Souvent présentée comme une écrivaine nomade, elle se réclame de l’errance. Une errance qui se double d’une quête de soi puisque comme elle l’indique dans une interview accordée à Elisabeth Nunez :
« j’écris pour moi-même, pour trouver une réponse aux questions que je me pose. »
Françoise Lionnet, dans un article intitulé «Traversée de la mangrove : Maryse Condé et la créolité » dresse un parallèle entre le vécu personnel de l’auteur et l’évolution de sa posture depuis Heremakhonon (1976) jusqu’à Traversée de la mangrove (1989). Car c’est bien une forme d’errance qui caractérise la vie et la production littéraire de Condé dans les années 70 et 80 à travers des romans qui explorent les thèmes de l’exil et de la diaspora, redoublant la posture de l’auteure «en diaspora» La vie scélérate (87), Ségou (84-85) à Tituba (1986). Si ce premier roman (Heremakhonon) illustrait son séjour avorté en Afrique, Traversée représente la cristallisation du retour de Maryse Condé au pays natal.

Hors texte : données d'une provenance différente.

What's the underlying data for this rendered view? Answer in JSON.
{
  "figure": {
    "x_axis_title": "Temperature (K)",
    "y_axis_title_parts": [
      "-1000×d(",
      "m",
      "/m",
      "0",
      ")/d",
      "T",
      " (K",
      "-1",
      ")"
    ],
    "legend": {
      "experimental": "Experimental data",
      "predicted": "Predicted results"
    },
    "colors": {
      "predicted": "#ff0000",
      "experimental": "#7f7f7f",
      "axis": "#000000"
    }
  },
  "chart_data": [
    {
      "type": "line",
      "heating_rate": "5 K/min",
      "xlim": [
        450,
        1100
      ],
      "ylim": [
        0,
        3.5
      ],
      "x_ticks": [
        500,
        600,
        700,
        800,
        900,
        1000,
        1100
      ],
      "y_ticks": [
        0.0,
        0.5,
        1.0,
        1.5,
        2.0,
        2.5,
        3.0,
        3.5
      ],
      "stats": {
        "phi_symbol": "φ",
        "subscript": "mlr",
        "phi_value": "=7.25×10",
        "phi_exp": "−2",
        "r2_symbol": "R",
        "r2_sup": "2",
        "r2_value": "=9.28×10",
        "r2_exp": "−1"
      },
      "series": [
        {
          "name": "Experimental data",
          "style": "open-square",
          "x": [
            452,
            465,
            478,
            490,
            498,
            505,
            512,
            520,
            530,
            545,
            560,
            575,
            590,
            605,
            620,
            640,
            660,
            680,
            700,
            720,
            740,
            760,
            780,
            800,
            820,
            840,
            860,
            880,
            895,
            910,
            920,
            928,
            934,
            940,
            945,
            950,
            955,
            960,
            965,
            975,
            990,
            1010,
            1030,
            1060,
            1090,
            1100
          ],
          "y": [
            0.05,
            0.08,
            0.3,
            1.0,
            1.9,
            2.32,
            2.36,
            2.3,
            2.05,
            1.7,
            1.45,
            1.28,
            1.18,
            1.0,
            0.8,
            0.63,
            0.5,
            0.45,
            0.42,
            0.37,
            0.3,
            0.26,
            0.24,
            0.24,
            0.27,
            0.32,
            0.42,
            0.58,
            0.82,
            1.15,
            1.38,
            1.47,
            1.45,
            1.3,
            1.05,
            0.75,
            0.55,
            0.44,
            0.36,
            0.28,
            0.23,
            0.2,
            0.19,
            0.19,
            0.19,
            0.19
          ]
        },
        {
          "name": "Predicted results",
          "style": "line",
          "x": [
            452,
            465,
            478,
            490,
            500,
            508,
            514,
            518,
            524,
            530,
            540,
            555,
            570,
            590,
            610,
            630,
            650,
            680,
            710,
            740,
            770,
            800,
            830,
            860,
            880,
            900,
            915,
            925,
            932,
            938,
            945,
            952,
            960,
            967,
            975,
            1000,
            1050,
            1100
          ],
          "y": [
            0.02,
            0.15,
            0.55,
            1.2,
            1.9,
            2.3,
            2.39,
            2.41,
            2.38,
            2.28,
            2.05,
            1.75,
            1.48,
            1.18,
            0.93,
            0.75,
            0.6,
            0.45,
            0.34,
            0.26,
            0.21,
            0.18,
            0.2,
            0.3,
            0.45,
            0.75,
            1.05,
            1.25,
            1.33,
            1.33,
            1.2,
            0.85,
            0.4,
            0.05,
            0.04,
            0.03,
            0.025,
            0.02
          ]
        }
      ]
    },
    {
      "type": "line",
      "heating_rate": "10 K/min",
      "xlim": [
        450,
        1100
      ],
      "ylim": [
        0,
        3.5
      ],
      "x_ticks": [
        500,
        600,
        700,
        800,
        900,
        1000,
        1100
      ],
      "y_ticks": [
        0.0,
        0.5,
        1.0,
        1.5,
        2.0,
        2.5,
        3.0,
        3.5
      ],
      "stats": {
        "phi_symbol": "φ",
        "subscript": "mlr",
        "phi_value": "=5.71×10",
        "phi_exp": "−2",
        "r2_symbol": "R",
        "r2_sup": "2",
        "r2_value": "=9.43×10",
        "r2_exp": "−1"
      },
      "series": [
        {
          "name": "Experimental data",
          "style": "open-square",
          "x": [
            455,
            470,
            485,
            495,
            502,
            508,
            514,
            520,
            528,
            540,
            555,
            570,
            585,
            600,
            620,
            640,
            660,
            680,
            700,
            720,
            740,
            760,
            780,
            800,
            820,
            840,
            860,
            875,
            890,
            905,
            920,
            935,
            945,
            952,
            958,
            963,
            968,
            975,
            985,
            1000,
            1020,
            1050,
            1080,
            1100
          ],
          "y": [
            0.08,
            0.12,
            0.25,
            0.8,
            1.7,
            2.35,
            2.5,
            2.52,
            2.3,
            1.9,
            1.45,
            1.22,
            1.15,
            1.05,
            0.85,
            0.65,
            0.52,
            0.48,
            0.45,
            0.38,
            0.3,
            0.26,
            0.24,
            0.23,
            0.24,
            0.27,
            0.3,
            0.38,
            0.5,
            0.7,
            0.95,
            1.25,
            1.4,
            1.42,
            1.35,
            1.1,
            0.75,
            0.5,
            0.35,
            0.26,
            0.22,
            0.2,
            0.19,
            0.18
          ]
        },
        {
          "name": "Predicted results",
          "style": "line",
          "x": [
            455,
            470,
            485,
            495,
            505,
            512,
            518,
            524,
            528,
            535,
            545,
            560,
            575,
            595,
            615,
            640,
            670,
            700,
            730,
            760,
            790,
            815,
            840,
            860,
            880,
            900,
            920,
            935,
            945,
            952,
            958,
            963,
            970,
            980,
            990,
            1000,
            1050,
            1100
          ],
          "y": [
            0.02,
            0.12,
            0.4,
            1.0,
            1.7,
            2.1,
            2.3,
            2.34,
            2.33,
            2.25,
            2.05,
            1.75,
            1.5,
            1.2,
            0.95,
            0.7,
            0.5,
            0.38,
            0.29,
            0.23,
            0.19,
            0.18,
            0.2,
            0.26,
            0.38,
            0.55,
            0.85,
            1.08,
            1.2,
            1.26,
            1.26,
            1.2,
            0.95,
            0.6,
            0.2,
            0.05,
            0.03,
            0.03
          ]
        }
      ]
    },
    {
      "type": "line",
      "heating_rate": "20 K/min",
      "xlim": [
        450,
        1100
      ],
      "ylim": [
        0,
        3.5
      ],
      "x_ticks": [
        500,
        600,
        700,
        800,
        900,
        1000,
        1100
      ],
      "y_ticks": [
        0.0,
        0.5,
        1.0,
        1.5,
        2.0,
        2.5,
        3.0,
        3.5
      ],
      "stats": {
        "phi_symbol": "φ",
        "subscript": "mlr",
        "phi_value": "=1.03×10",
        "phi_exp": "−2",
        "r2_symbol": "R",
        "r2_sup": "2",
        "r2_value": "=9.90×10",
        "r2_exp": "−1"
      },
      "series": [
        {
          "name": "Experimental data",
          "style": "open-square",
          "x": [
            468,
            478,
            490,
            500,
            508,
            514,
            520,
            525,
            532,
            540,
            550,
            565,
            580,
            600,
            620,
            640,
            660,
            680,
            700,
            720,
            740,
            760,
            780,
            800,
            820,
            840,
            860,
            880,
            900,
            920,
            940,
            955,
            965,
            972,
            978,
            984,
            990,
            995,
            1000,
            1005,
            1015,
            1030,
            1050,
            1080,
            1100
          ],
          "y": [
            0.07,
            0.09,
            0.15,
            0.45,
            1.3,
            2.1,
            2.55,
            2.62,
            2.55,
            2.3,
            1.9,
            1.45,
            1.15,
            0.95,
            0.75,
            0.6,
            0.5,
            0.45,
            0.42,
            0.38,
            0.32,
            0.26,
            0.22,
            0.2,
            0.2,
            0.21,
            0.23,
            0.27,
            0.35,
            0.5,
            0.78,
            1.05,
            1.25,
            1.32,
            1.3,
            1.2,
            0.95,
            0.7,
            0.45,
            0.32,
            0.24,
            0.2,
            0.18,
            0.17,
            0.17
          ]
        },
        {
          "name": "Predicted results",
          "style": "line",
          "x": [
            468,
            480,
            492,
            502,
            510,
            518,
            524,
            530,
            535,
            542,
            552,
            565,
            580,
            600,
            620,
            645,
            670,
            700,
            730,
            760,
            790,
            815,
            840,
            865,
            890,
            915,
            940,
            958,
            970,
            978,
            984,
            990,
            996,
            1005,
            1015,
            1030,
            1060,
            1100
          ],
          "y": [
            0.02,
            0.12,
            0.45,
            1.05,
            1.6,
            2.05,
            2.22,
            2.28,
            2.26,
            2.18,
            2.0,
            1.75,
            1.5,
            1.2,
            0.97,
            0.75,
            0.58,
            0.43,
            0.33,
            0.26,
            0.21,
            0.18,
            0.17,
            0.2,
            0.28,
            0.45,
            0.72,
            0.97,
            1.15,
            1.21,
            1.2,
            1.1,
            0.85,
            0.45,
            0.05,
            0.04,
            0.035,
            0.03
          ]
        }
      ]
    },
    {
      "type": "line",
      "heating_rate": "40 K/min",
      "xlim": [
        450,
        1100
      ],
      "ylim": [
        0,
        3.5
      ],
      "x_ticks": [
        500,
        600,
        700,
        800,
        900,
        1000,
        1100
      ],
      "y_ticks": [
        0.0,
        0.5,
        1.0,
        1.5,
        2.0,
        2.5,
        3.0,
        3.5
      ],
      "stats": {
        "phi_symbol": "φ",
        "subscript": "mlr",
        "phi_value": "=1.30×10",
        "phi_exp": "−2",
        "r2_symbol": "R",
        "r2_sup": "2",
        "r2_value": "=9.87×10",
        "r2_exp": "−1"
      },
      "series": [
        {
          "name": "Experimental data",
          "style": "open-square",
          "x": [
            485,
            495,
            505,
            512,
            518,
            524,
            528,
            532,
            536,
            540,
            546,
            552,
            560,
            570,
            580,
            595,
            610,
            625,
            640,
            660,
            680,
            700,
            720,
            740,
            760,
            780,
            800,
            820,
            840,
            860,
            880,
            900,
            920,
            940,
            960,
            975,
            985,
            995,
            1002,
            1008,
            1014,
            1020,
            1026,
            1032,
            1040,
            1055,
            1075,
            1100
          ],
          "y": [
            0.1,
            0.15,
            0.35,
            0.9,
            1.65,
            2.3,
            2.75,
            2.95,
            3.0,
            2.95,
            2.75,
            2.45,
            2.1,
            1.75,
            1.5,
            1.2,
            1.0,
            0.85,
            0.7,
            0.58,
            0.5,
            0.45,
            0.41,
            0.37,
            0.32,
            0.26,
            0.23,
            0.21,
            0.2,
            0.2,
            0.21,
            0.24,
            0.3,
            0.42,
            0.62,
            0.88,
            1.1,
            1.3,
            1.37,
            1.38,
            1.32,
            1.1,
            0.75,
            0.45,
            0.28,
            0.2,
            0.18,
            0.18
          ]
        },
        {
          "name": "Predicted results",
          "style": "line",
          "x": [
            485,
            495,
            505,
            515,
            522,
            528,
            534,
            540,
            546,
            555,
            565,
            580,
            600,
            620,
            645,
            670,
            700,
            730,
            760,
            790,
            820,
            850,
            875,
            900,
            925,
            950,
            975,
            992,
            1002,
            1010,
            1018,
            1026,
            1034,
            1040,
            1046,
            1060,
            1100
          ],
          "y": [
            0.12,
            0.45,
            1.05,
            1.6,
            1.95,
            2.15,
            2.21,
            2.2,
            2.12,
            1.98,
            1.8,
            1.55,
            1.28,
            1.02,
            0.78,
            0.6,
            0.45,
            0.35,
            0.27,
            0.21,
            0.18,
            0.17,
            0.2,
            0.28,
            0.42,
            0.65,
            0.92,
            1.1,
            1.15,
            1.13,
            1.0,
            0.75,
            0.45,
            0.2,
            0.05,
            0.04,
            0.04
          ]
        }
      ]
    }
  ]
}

Il s’agit pour moi de démontrer que l’avènement du mouvement de la créolité en 1986 (date de la parution du premier roman de Patrick Chamoiseau, Chronique des 7 misères) a marqué l’écriture de Maryse Condé qui, avec Traversée de la mangrove, débute, à mon sens, son cycle caribéen. Ce roman peut être considéré comme un Retour au Pays Natal. Avec Traversée, tel son double fictionnel Francis Sancher, elle revient au pays. Mais c’est un pays qu’elle a quitté depuis longtemps, une terre fantasmée qui la hante, mais qu’elle n’habite pas.
La Séparation
Déjà en 1986, évoquant sa migration Maryse Condé indiquait que quoique née dans la Caraïbe, elle n’était pas née en tant que Caribéenne et qu’elle l’était devenue plus tard. En effet née dans une famille noire de la bourgeoisie guadeloupéenne, elle se vit comme française (comme tous les Antillais des années 50) jusqu’à son arrivée en France où elle découvre, comme Aimé Césaire ou Frantz Fanon des années plus tôt, qu’elle était d’abord une femme noire.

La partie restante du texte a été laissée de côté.